Performance Boosts through Iterative Tactic Data Generation

  • Performance boosts in early iterations until version v8
  • Minor improvements from v8 to v12 with increased training tokens
  • Removal of easy data after v12 leads to performance boost (Figure 3)
  • Importance of data selection during the iterative improving process

Effectiveness of Different Critics and Tree Search Methods

  • HunyuanProver v16 vs. v16+DC: more deep proofs found in miniF2F for v16+DC (Figure 4)
  • PRM and DC are better choices than policy confidence as they only require prover-generated data with natural labels.
  • Table 2 ablation study: MCTS-with-PRM consistently better than BFS with policy confidence, DC significantly effective.

5 Conclusions

We present HunyuanProver, a system that boosts automatic theorem-proving in LEAN through iterative tactic data generation and guided tree search. The method significantly improves performance by expanding the training dataset 40-fold. Critic-guided algorithms further enhance effectiveness.

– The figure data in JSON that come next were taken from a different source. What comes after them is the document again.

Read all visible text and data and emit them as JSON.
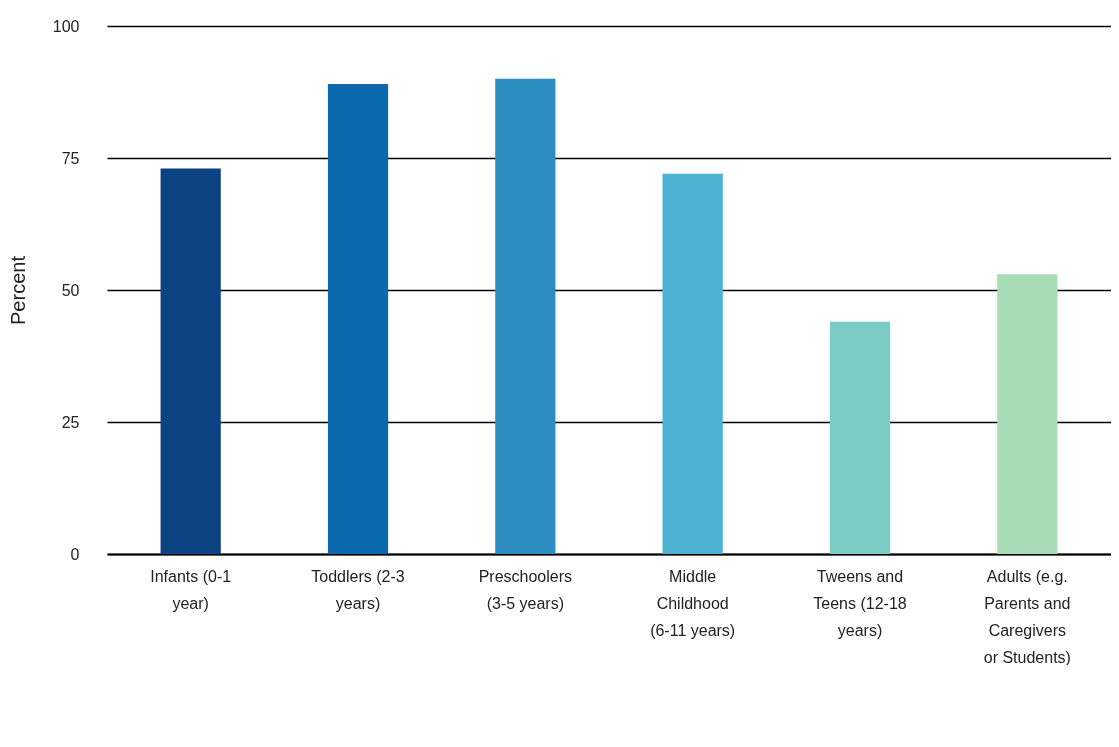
{
  "chart_data": {
    "type": "bar",
    "ylabel": "Percent",
    "categories": [
      "Infants (0-1 year)",
      "Toddlers (2-3 years)",
      "Preschoolers (3-5 years)",
      "Middle Childhood (6-11 years)",
      "Tweens and Teens (12-18 years)",
      "Adults (e.g. Parents and Caregivers or Students)"
    ],
    "values": [
      73,
      89,
      90,
      72,
      44,
      53
    ],
    "colors": [
      "#0b4383",
      "#0a6aad",
      "#2b8dc0",
      "#4eb2d3",
      "#7accc4",
      "#a8dcb5"
    ],
    "ylim": [
      0,
      100
    ],
    "yticks": [
      0,
      25,
      50,
      75,
      100
    ],
    "grid": "y"
  }
}
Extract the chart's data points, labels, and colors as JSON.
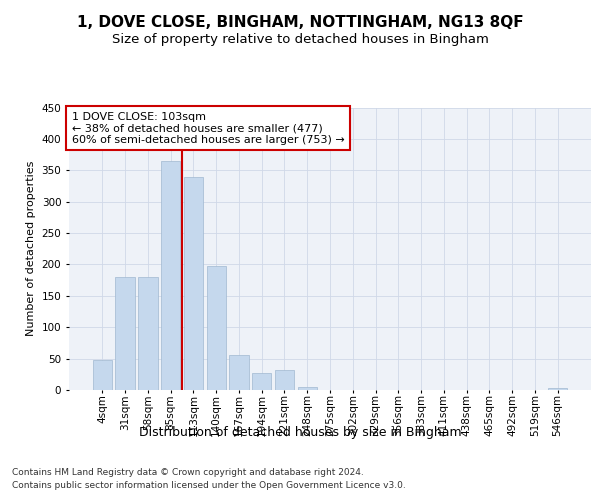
{
  "title": "1, DOVE CLOSE, BINGHAM, NOTTINGHAM, NG13 8QF",
  "subtitle": "Size of property relative to detached houses in Bingham",
  "xlabel": "Distribution of detached houses by size in Bingham",
  "ylabel": "Number of detached properties",
  "categories": [
    "4sqm",
    "31sqm",
    "58sqm",
    "85sqm",
    "113sqm",
    "140sqm",
    "167sqm",
    "194sqm",
    "221sqm",
    "248sqm",
    "275sqm",
    "302sqm",
    "329sqm",
    "356sqm",
    "383sqm",
    "411sqm",
    "438sqm",
    "465sqm",
    "492sqm",
    "519sqm",
    "546sqm"
  ],
  "values": [
    47,
    180,
    180,
    365,
    340,
    197,
    55,
    27,
    32,
    5,
    0,
    0,
    0,
    0,
    0,
    0,
    0,
    0,
    0,
    0,
    3
  ],
  "bar_color": "#c5d8ed",
  "bar_edge_color": "#a0b8d0",
  "vline_x": 3.5,
  "vline_color": "#cc0000",
  "annotation_text": "1 DOVE CLOSE: 103sqm\n← 38% of detached houses are smaller (477)\n60% of semi-detached houses are larger (753) →",
  "annotation_box_color": "#ffffff",
  "annotation_box_edge_color": "#cc0000",
  "ylim": [
    0,
    450
  ],
  "yticks": [
    0,
    50,
    100,
    150,
    200,
    250,
    300,
    350,
    400,
    450
  ],
  "grid_color": "#d0d8e8",
  "background_color": "#eef2f8",
  "footer_line1": "Contains HM Land Registry data © Crown copyright and database right 2024.",
  "footer_line2": "Contains public sector information licensed under the Open Government Licence v3.0.",
  "title_fontsize": 11,
  "subtitle_fontsize": 9.5,
  "xlabel_fontsize": 9,
  "ylabel_fontsize": 8,
  "tick_fontsize": 7.5,
  "annotation_fontsize": 8,
  "footer_fontsize": 6.5
}
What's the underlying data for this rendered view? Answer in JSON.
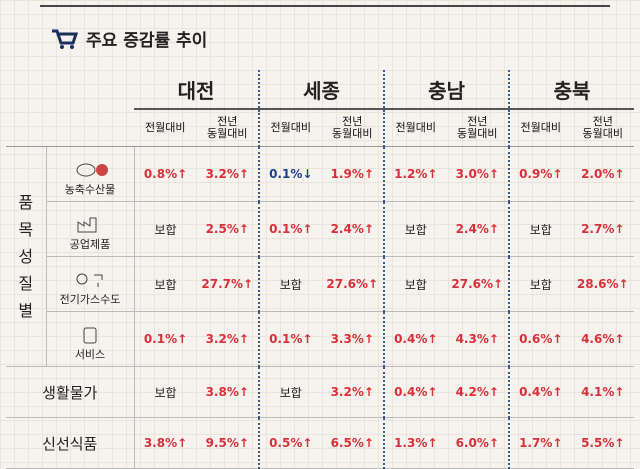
{
  "header": {
    "title": "주요 증감률 추이"
  },
  "table": {
    "regions": [
      "대전",
      "세종",
      "충남",
      "충북"
    ],
    "columns": [
      "전월대비",
      "전년\n동월대비",
      "전월대비",
      "전년\n동월대비",
      "전월대비",
      "전년\n동월대비",
      "전월대비",
      "전년\n동월대비"
    ],
    "group": "품\n목\n성\n질\n별",
    "rows": [
      {
        "label": "농축수산물",
        "cells": [
          "0.8%↑",
          "3.2%↑",
          "0.1%↓",
          "1.9%↑",
          "1.2%↑",
          "3.0%↑",
          "0.9%↑",
          "2.0%↑"
        ]
      },
      {
        "label": "공업제품",
        "cells": [
          "보합",
          "2.5%↑",
          "0.1%↑",
          "2.4%↑",
          "보합",
          "2.4%↑",
          "보합",
          "2.7%↑"
        ]
      },
      {
        "label": "전기가스수도",
        "cells": [
          "보합",
          "27.7%↑",
          "보합",
          "27.6%↑",
          "보합",
          "27.6%↑",
          "보합",
          "28.6%↑"
        ]
      },
      {
        "label": "서비스",
        "cells": [
          "0.1%↑",
          "3.2%↑",
          "0.1%↑",
          "3.3%↑",
          "0.4%↑",
          "4.3%↑",
          "0.6%↑",
          "4.6%↑"
        ]
      },
      {
        "label": "생활물가",
        "cells": [
          "보합",
          "3.8%↑",
          "보합",
          "3.2%↑",
          "0.4%↑",
          "4.2%↑",
          "0.4%↑",
          "4.1%↑"
        ]
      },
      {
        "label": "신선식품",
        "cells": [
          "3.8%↑",
          "9.5%↑",
          "0.5%↑",
          "6.5%↑",
          "1.3%↑",
          "6.0%↑",
          "1.7%↑",
          "5.5%↑"
        ]
      }
    ]
  }
}
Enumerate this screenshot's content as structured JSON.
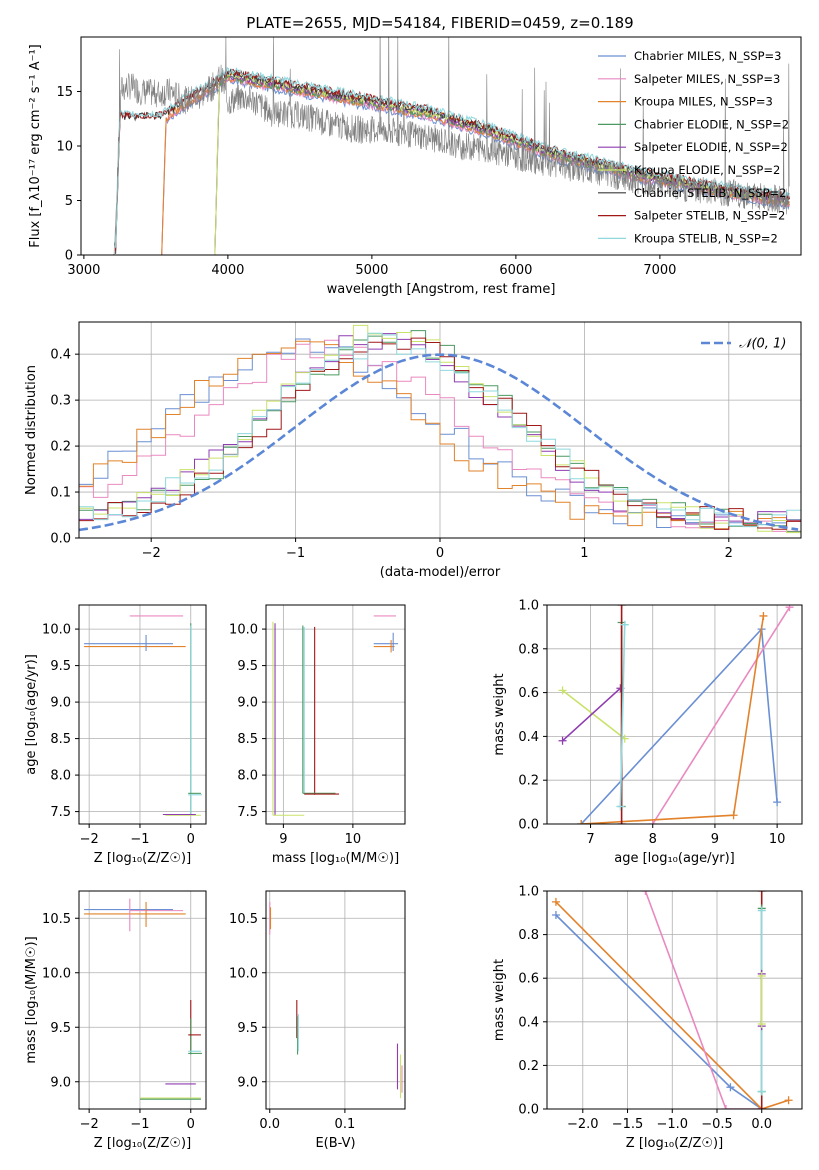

Future work includes refining prover training data and exploring alternative cost-efficient tree search methods like Q*.

Appendix A Examples Theorems Proved by HunyuanProver

Proof Outline:

  • Case for neg x < 2:
    • Use lemma: Real.rpow_le_rpow_left_iff
    • By norm_num as by
  • Case for x >= 0:
    • Use lemma: Real.rpow_one and Real.rpow_mul
    • x^2 <= 1 iff x <= 1 (squared numbers)
    • x^2 <= 1 iff x <= sqrt(1) && x <= 1/x (bounded by 1 and 1/x)
  • Conclusions:
    • All goals proved using linear arithmetic, Aesop, and given lemmas.